Llegué a General Rodríguez el sábado  a las once de la noche. Durante toda esta última etapa desde las Rejas tuve por momentos unos mareos que aunque no me preocupaban mucho me hacían dudar de que tal vez no sería prudente seguir hasta Luján, sobre todo sabiendo que es la etapa más larga de la Peregrinación y aunque hay puestos sanitarios cada 500 metros, si debés abandonar no hay forma de que te rescaten hasta el domingo a media mañana ya que todas las calles aledañas están cortadas. Soy de tendencia a la baja presión. Además el día estaba muy pesado y tormentoso.
Habíamos salido a media mañana desde Liniers.
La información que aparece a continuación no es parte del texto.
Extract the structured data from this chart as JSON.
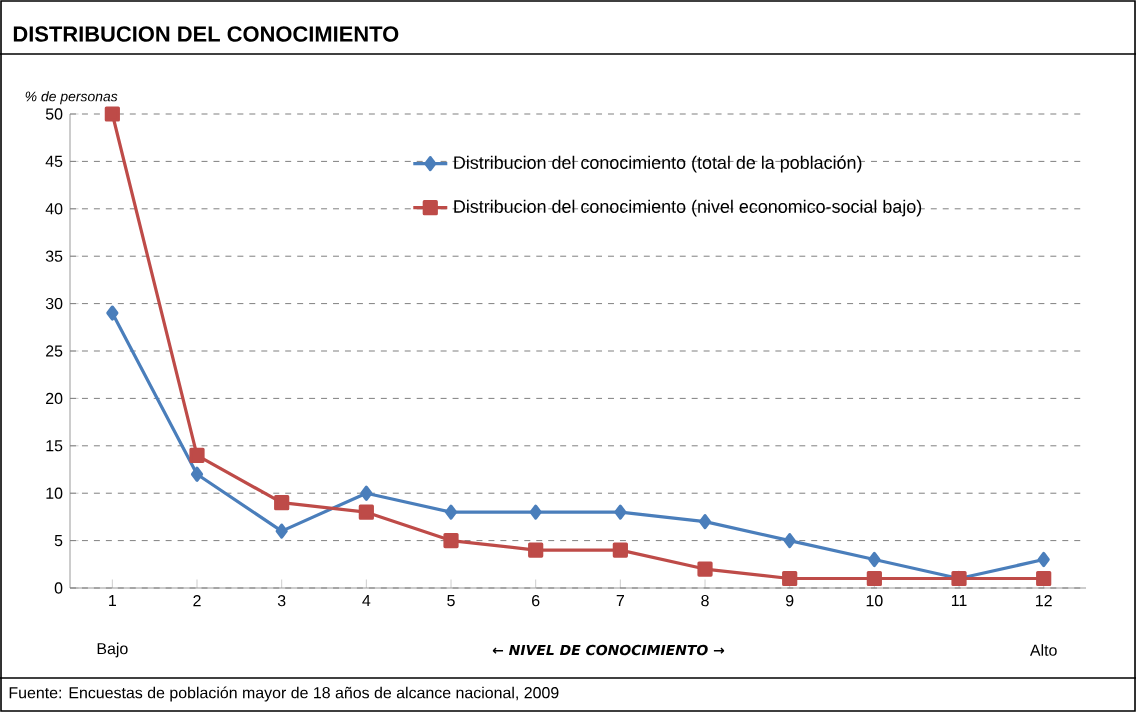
{
  "chart_data": {
    "type": "line",
    "title": "DISTRIBUCION DEL CONOCIMIENTO",
    "ylabel": "% de personas",
    "xlabel": "← NIVEL DE CONOCIMIENTO →",
    "categories": [
      "1",
      "2",
      "3",
      "4",
      "5",
      "6",
      "7",
      "8",
      "9",
      "10",
      "11",
      "12"
    ],
    "series": [
      {
        "name": "Distribucion del conocimiento (total de la población)",
        "color": "#4a7ebb",
        "marker": "diamond",
        "values": [
          29,
          12,
          6,
          10,
          8,
          8,
          8,
          7,
          5,
          3,
          1,
          3
        ]
      },
      {
        "name": "Distribucion del conocimiento (nivel economico-social bajo)",
        "color": "#be4b48",
        "marker": "square",
        "values": [
          50,
          14,
          9,
          8,
          5,
          4,
          4,
          2,
          1,
          1,
          1,
          1
        ]
      }
    ],
    "ylim": [
      0,
      50
    ],
    "yticks": [
      0,
      5,
      10,
      15,
      20,
      25,
      30,
      35,
      40,
      45,
      50
    ],
    "grid": "y",
    "legend": "top right",
    "annotations": [
      "Bajo",
      "Alto",
      "Fuente: Encuestas de población mayor de 18 años de alcance nacional, 2009"
    ]
  }
}
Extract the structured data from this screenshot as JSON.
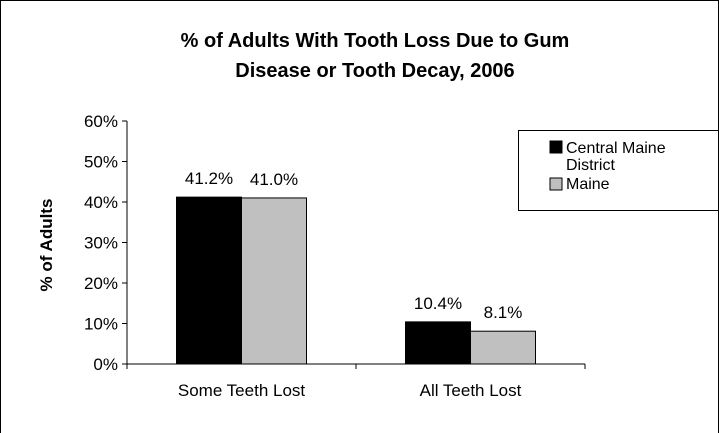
{
  "chart_data": {
    "type": "bar",
    "title_line1": "% of Adults With Tooth Loss Due to Gum",
    "title_line2": "Disease or Tooth Decay, 2006",
    "xlabel": "",
    "ylabel": "% of Adults",
    "ylim": [
      0,
      60
    ],
    "yticks": [
      "0%",
      "10%",
      "20%",
      "30%",
      "40%",
      "50%",
      "60%"
    ],
    "categories": [
      "Some Teeth Lost",
      "All Teeth Lost"
    ],
    "series": [
      {
        "name_line1": "Central Maine",
        "name_line2": "District",
        "values": [
          41.2,
          10.4
        ],
        "labels": [
          "41.2%",
          "10.4%"
        ],
        "color": "#000000"
      },
      {
        "name_line1": "Maine",
        "name_line2": "",
        "values": [
          41.0,
          8.1
        ],
        "labels": [
          "41.0%",
          "8.1%"
        ],
        "color": "#c0c0c0"
      }
    ],
    "grid": false,
    "legend_position": "right"
  }
}
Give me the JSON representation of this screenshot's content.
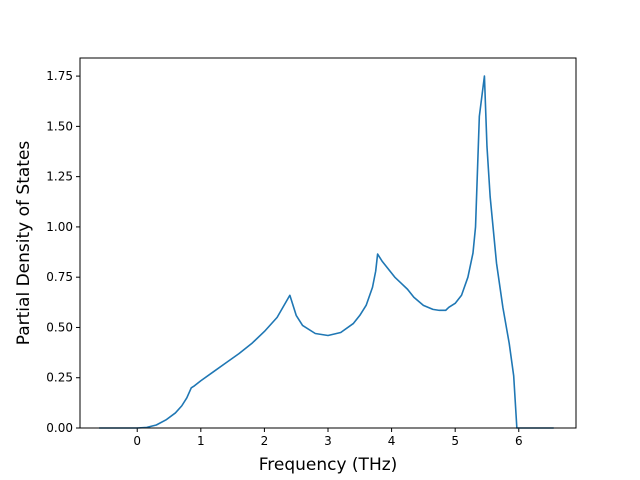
{
  "chart_data": {
    "type": "line",
    "title": "",
    "xlabel": "Frequency (THz)",
    "ylabel": "Partial Density of States",
    "xlim": [
      -0.9,
      6.9
    ],
    "ylim": [
      0.0,
      1.84
    ],
    "grid": false,
    "line_color": "#1f77b4",
    "x_ticks": [
      {
        "value": 0,
        "label": "0"
      },
      {
        "value": 1,
        "label": "1"
      },
      {
        "value": 2,
        "label": "2"
      },
      {
        "value": 3,
        "label": "3"
      },
      {
        "value": 4,
        "label": "4"
      },
      {
        "value": 5,
        "label": "5"
      },
      {
        "value": 6,
        "label": "6"
      }
    ],
    "y_ticks": [
      {
        "value": 0.0,
        "label": "0.00"
      },
      {
        "value": 0.25,
        "label": "0.25"
      },
      {
        "value": 0.5,
        "label": "0.50"
      },
      {
        "value": 0.75,
        "label": "0.75"
      },
      {
        "value": 1.0,
        "label": "1.00"
      },
      {
        "value": 1.25,
        "label": "1.25"
      },
      {
        "value": 1.5,
        "label": "1.50"
      },
      {
        "value": 1.75,
        "label": "1.75"
      }
    ],
    "series": [
      {
        "x": [
          -0.6,
          -0.3,
          0.0,
          0.15,
          0.3,
          0.45,
          0.6,
          0.7,
          0.78,
          0.85,
          0.9,
          1.0,
          1.2,
          1.4,
          1.6,
          1.8,
          2.0,
          2.2,
          2.4,
          2.5,
          2.6,
          2.8,
          3.0,
          3.2,
          3.4,
          3.5,
          3.6,
          3.7,
          3.75,
          3.78,
          3.85,
          3.95,
          4.05,
          4.15,
          4.25,
          4.35,
          4.5,
          4.65,
          4.75,
          4.85,
          4.9,
          5.0,
          5.1,
          5.2,
          5.28,
          5.32,
          5.38,
          5.46,
          5.5,
          5.55,
          5.65,
          5.75,
          5.85,
          5.92,
          5.97,
          6.05,
          6.3,
          6.55
        ],
        "y": [
          0.0,
          0.0,
          0.0,
          0.003,
          0.015,
          0.04,
          0.075,
          0.11,
          0.15,
          0.2,
          0.21,
          0.235,
          0.28,
          0.325,
          0.37,
          0.42,
          0.48,
          0.55,
          0.66,
          0.56,
          0.51,
          0.47,
          0.46,
          0.475,
          0.52,
          0.56,
          0.61,
          0.7,
          0.78,
          0.865,
          0.83,
          0.79,
          0.75,
          0.72,
          0.69,
          0.65,
          0.61,
          0.59,
          0.585,
          0.585,
          0.6,
          0.62,
          0.66,
          0.75,
          0.87,
          1.0,
          1.55,
          1.75,
          1.4,
          1.15,
          0.82,
          0.6,
          0.42,
          0.26,
          0.0,
          0.0,
          0.0,
          0.0
        ]
      }
    ]
  }
}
Esto tuvo sus ventajas respecto a años anteriores que salíamos después de mediodía, ya que nos haría llegar más temprano a Luján y por ende regresar de madrugada a Buenos Aires, permitiendo recuperarnos mejor para trabajar el lunes. Pero lo que me preocupaba es que teníamos dos horas más para caminar de día, cosa que me cuesta más que de noche.
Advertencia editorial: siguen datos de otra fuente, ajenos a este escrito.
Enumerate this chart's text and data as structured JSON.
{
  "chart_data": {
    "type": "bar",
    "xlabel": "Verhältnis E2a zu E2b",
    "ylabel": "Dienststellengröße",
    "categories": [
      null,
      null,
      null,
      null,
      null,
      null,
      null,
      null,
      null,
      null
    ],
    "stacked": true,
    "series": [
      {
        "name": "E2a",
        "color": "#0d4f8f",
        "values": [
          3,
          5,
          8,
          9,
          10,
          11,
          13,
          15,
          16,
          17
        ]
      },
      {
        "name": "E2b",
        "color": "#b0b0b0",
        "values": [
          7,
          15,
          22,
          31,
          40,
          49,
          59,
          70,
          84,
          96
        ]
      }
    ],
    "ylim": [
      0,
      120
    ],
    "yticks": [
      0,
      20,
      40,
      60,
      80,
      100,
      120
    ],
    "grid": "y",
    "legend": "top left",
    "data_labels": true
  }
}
Lo que me afectó, mucho, fue el ruido. Probablemente sin querer hago un paralelismo con mi Camino de Santiago, donde el silencio fue una de las experiencias que más disfrute ya que me permitió aprender a escuchar.
En cambio en Luján, además del bullicio de los peregrinos, que son multitud, me afecta el volumen de la música de apoyo que se difunde por los parlantes de equipos montados sobre los triciclos que acompañan a cada grupo o Parroquia. Estos tenían como función animar a cada agrupación que iba caminando pero terminaba siendo una competencia de quién tenía el equipo más potente y tapaba el de los demás grupos. La Parroquia de Loreto, este año, además de cambiar de horario eliminó el “triciclo”, no creo que por convicción sino mas bien por resignación. En los años que llevo yendo con ellos, si no era que perdía una rueda, se quedaba sin transmisión o emitían ruidos incomprensibles e insoportables que se parecían más a graznidos  que a lo que los entusiastas jóvenes definían como música. Sea por lo que sea; fue una sabia decisión.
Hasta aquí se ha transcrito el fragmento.